Gliadin triggers autophagy impairment and apoptosis in human enteric glial cells: novel insights in celiac disease pathogenesis

Celiac disease (CD) is a chronic systemic immune-mediated disorder induced in genetically susceptible people by the ingestion of gliadin peptides, the alcohol-soluble fraction of wheat gluten. These peptides, which trigger the inflammatory and immune response underlying CD, exert several biological effects, such as reactive oxygen species (ROS) accumulation, apoptosis of enterocytes and activation of immune cells. This Thesis elucidates the effects of digested gliadin in human enteric glial cells (hEGCs), using an in vitro model based immortalized cell line generated in our laboratory through a protocol of lentiviral transduction.
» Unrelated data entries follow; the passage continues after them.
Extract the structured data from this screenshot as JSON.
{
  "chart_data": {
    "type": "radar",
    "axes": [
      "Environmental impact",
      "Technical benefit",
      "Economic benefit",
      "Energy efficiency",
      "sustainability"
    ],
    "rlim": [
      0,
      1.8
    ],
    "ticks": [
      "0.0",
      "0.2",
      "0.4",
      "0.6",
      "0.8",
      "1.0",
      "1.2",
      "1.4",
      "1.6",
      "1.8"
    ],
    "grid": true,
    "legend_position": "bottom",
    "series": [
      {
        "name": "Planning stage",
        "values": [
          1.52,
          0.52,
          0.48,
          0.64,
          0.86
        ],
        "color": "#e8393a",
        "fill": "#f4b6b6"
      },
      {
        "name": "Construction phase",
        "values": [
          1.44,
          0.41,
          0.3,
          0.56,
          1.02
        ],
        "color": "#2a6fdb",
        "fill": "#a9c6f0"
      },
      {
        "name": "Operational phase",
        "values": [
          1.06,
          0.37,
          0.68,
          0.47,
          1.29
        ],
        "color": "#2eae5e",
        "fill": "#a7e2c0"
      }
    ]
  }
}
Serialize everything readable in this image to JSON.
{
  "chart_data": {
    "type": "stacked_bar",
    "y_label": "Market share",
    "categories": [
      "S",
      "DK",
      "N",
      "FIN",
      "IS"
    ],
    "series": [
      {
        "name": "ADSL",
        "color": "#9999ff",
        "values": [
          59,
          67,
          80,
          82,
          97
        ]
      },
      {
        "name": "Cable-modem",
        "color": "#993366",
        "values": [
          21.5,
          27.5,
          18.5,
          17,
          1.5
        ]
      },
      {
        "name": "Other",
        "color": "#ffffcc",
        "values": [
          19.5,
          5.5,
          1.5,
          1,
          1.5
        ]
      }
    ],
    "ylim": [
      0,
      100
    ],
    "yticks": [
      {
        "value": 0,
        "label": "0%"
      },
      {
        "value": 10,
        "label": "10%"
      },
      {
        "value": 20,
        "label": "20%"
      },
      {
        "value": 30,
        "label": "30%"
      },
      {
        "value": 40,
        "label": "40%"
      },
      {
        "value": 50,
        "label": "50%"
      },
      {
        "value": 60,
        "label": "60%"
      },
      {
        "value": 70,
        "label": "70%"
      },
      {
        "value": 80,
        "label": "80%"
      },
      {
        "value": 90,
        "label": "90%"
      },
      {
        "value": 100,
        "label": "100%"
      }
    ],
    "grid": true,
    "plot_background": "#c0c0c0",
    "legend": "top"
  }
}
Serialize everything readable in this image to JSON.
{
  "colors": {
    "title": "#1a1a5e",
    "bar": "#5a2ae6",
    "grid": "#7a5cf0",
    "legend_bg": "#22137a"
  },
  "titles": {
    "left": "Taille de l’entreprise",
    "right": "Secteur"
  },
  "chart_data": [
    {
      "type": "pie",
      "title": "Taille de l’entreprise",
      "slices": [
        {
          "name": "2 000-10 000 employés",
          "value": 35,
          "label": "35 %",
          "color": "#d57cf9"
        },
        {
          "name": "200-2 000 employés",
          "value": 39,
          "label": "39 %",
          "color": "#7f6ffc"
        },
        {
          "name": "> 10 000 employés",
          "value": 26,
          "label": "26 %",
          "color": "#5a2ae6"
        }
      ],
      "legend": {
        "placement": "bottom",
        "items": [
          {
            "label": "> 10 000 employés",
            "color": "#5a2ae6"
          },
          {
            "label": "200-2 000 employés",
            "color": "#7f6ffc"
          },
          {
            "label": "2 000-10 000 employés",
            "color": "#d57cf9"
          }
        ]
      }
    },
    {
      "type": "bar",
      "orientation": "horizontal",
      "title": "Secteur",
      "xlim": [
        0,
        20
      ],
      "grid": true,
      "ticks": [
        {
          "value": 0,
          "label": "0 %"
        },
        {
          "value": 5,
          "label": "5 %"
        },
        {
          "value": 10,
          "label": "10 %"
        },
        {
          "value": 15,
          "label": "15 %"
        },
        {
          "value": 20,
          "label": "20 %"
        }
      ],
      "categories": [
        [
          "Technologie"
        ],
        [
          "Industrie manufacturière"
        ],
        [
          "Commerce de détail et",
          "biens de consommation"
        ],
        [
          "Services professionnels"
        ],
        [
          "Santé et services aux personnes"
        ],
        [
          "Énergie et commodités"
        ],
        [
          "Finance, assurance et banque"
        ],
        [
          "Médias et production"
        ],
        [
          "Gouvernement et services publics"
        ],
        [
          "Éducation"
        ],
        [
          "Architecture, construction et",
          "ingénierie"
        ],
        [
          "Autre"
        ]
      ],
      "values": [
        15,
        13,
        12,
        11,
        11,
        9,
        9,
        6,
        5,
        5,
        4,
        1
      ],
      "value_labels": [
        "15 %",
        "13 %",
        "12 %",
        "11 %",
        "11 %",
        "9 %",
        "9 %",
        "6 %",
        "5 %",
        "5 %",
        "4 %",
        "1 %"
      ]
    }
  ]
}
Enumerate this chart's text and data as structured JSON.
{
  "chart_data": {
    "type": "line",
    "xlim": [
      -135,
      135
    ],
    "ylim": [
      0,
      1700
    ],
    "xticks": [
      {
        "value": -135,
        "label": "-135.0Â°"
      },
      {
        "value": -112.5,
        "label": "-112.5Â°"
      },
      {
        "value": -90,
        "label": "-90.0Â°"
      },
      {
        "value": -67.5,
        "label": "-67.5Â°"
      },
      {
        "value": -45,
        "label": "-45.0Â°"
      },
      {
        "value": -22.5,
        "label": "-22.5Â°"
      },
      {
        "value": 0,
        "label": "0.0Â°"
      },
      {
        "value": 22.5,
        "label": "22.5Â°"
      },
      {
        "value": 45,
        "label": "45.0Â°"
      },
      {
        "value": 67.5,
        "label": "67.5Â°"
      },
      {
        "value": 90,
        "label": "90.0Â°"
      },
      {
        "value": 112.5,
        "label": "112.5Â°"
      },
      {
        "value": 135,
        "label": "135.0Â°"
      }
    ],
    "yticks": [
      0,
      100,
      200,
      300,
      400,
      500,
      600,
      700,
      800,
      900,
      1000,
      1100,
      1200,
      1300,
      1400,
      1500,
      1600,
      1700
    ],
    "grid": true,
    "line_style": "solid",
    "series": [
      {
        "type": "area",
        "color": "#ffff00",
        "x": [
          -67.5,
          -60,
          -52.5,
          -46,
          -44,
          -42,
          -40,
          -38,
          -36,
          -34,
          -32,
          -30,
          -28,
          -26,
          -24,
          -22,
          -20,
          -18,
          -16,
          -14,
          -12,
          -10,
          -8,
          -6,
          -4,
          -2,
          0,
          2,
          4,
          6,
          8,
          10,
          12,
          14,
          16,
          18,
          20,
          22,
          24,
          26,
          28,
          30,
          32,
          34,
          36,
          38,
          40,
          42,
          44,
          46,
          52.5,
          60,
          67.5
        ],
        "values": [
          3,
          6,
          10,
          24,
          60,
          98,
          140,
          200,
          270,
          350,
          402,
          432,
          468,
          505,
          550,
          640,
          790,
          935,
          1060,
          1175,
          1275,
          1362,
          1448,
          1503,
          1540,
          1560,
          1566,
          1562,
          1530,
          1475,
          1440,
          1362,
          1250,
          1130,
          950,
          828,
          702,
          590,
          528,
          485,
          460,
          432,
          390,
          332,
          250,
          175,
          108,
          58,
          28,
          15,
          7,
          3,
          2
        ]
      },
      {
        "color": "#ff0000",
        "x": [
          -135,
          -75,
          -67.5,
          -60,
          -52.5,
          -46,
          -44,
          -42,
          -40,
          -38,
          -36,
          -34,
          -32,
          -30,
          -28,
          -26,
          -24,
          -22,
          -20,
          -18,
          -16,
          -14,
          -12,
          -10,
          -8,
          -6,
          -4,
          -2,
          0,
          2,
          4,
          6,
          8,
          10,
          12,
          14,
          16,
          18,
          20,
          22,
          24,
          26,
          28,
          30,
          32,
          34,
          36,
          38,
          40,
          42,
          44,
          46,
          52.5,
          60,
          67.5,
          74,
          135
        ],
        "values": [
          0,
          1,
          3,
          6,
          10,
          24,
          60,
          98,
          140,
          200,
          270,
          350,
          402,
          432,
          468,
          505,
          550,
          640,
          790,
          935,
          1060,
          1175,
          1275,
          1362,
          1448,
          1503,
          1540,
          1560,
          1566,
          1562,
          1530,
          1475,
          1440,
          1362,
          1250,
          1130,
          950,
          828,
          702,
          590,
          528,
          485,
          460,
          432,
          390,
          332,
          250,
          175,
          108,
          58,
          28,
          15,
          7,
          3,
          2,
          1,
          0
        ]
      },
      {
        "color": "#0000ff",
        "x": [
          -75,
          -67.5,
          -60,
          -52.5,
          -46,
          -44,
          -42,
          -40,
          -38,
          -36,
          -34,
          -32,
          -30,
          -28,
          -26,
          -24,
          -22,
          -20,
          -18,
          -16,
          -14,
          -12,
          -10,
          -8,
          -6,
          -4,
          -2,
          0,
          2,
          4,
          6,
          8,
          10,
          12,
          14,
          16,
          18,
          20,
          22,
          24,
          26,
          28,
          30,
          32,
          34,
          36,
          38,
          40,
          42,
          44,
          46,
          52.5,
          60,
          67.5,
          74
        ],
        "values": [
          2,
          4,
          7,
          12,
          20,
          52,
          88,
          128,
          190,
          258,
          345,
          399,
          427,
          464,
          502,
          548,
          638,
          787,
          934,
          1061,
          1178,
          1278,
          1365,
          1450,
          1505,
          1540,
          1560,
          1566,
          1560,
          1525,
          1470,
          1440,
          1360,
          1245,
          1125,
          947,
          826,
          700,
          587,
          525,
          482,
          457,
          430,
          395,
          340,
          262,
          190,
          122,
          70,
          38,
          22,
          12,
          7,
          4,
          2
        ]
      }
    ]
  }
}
These cells play an important role in gut homeostasis as well as in inflammation/immune response. Despite several studies have investigated the role of EGCs in inflammatory bowel diseases (IBDs), their contribution in the onset of CD is still unknown. The collected results show that gliadin induces increase in ROS and mitochondrial damage, thus leading to a caspase 3/7-mediated cell death. Furthermore, an impairment in autophagy, specifically in the levels of SQSTM1/p62, was observed. Altogether these findings unveil the cytotoxic effects of gliadin in EGCs, suggesting that these cells might play an important role in CD pathogenesis.